Cette disposition remet directement en cause l’esprit de la loi du 11 février 2005 en matière de scolarisation. Comment peut-on parler d’école inclusive si, demain, les familles des personnes handicapées doivent rechercher elles-mêmes des associations gérant des auxiliaires de vie scolaire ?

Les enfants en situation de handicap ont droit à l’éducation publique comme tout le monde. Nous demandons donc que l’éducation nationale continue de gérer et de former directement les auxiliaires de vie scolaire et que la pérennité de leur statut soit assurée afin que les enfants concernés puissent bénéficier de la même éducation que les enfants valides. Nous souhaitons également que la formation des enseignants intègre le fait que ceux-ci, au cours de leur carrière, auront à enseigner à des enfants en situation de handicap et devront tenir compte de leurs besoins.

S’agissant des maisons départementales des personnes handicapées, nous aurons l’occasion de faire valoir nos observations et nos propositions lors de l’examen de la proposition de loi les concernant, qui sera soumise à notre assemblée dans quelques semaines.
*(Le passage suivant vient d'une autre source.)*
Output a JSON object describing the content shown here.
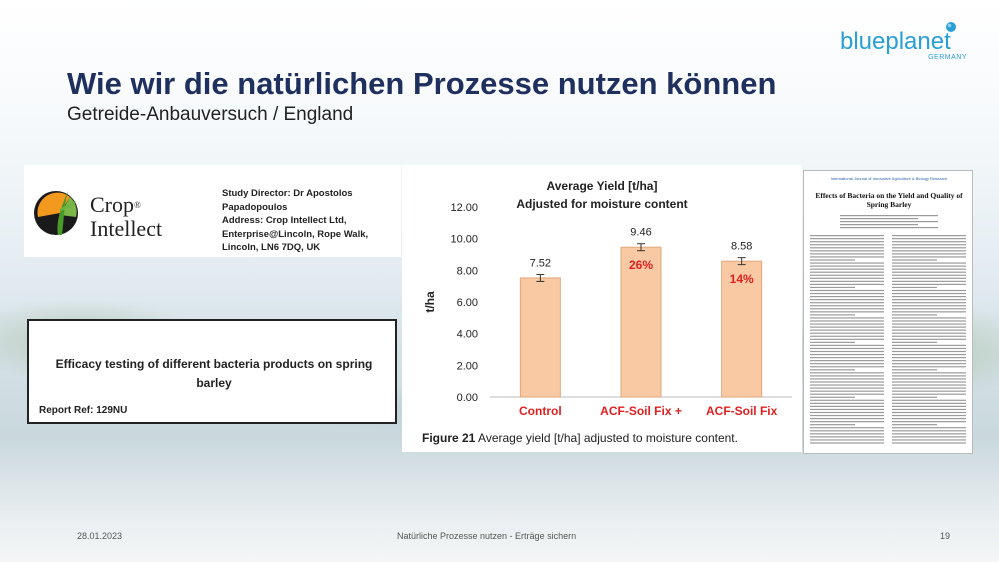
{
  "slide": {
    "title": "Wie wir die natürlichen Prozesse nutzen können",
    "subtitle": "Getreide-Anbauversuch / England"
  },
  "logo": {
    "name": "blueplanet",
    "sub": "GERMANY",
    "color": "#2a9fd6"
  },
  "crop_intellect": {
    "name_line1": "Crop",
    "name_line2": "Intellect",
    "reg": "®",
    "study_director": "Study Director: Dr Apostolos Papadopoulos",
    "address_line1": "Address: Crop Intellect Ltd,",
    "address_line2": "Enterprise@Lincoln, Rope Walk,",
    "address_line3": "Lincoln, LN6 7DQ, UK"
  },
  "report": {
    "title": "Efficacy testing of different bacteria products on spring barley",
    "ref": "Report Ref: 129NU"
  },
  "chart_data": {
    "type": "bar",
    "title": "Average Yield [t/ha]",
    "subtitle": "Adjusted for moisture content",
    "ylabel": "t/ha",
    "xlabel": "",
    "categories": [
      "Control",
      "ACF-Soil Fix +",
      "ACF-Soil Fix"
    ],
    "values": [
      7.52,
      9.46,
      8.58
    ],
    "value_labels": [
      "7.52",
      "9.46",
      "8.58"
    ],
    "increase_labels": [
      "",
      "26%",
      "14%"
    ],
    "ylim": [
      0,
      12
    ],
    "yticks": [
      "0.00",
      "2.00",
      "4.00",
      "6.00",
      "8.00",
      "10.00",
      "12.00"
    ],
    "bar_color": "#f8c9a3",
    "category_color": "#e02020",
    "grid": false
  },
  "figure_caption": {
    "label": "Figure 21",
    "text": " Average yield [t/ha] adjusted to moisture content."
  },
  "paper": {
    "header": "International Journal of Innovative Agriculture & Biology Research",
    "title": "Effects of Bacteria on the Yield and Quality of Spring Barley"
  },
  "footer": {
    "date": "28.01.2023",
    "center": "Natürliche Prozesse nutzen - Erträge sichern",
    "page": "19"
  }
}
Je me limiterai donc à signaler que les MDPH sont asphyxiées par le refus de l’État de compenser les postes vacants, contraignant les départements à intervenir toujours plus sur le plan financier, alors que le Gouvernement n’a de cesse de diminuer leurs ressources. Pourtant, l’État s’était engagé à compenser financièrement les emplois non mis à la disposition des MDPH ; il ne l’a pas fait en 2008 et seulement en partie en 2009. À la fin de l’année 2009, le montant cumulé de sa dette s’élèverait à 34 millions d’euros, ce qui devient une charge insupportable, comme le dénoncent les présidents de conseils généraux.

Nous profiterons aussi de ce débat pour évoquer le dossier sensible des retraites pour les personnes handicapées et leurs proches. Écarté de la loi du 11 février 2005, ce dossier revêt aujourd’hui un fort caractère d’urgence alors que se profilent pour les mois à venir des modifications législatives d’envergure concernant les pensions de retraite de nombre de nos concitoyens. Certains de mes collègues interviendront donc sur ce sujet.

Je ne saurais terminer mon intervention sans faire part de l’inquiétude de nombreuses associations dont nous avons auditionné les représentants de voir le Gouvernement exclure le handicap du débat sur le cinquième risque, qui s’engagera cette année. Nous partageons cette inquiétude.

Ce débat ne peut, à l’évidence, se limiter aux seuls enjeux du vieillissement de la population. Nous souhaitons donc que la question du cinquième risque soit appréhendée d’un point de vue global, dans la perspective de voir ces discussions déboucher sur une réforme ambitieuse et cohérente fondée sur un droit universel à compensation, reposant sur un système de financement par la solidarité nationale. Cette réforme s’inscrit dans une volonté politique affirmée d’amélioration et de simplification des droits pour toute personne se retrouvant dans une situation de diminution ou de perte d’autonomie temporaire ou durable.

Le débat sur le bilan de la mise en œuvre de la loi du 11 février 2005 qui nous réunit aujourd’hui n’est pas mineur. Il doit nous permettre de renforcer notre vigilance concernant les politiques en faveur des personnes en situation de handicap et mobiliser notre capacité d’indignation lorsqu’on tente de les détourner. Il doit réaffirmer une ambition sociale, partagée par tous les membres de notre assemblée – j’en suis persuadé –, celle de garantir à tous nos concitoyens ce droit fondamental qu’est le droit à la dignité.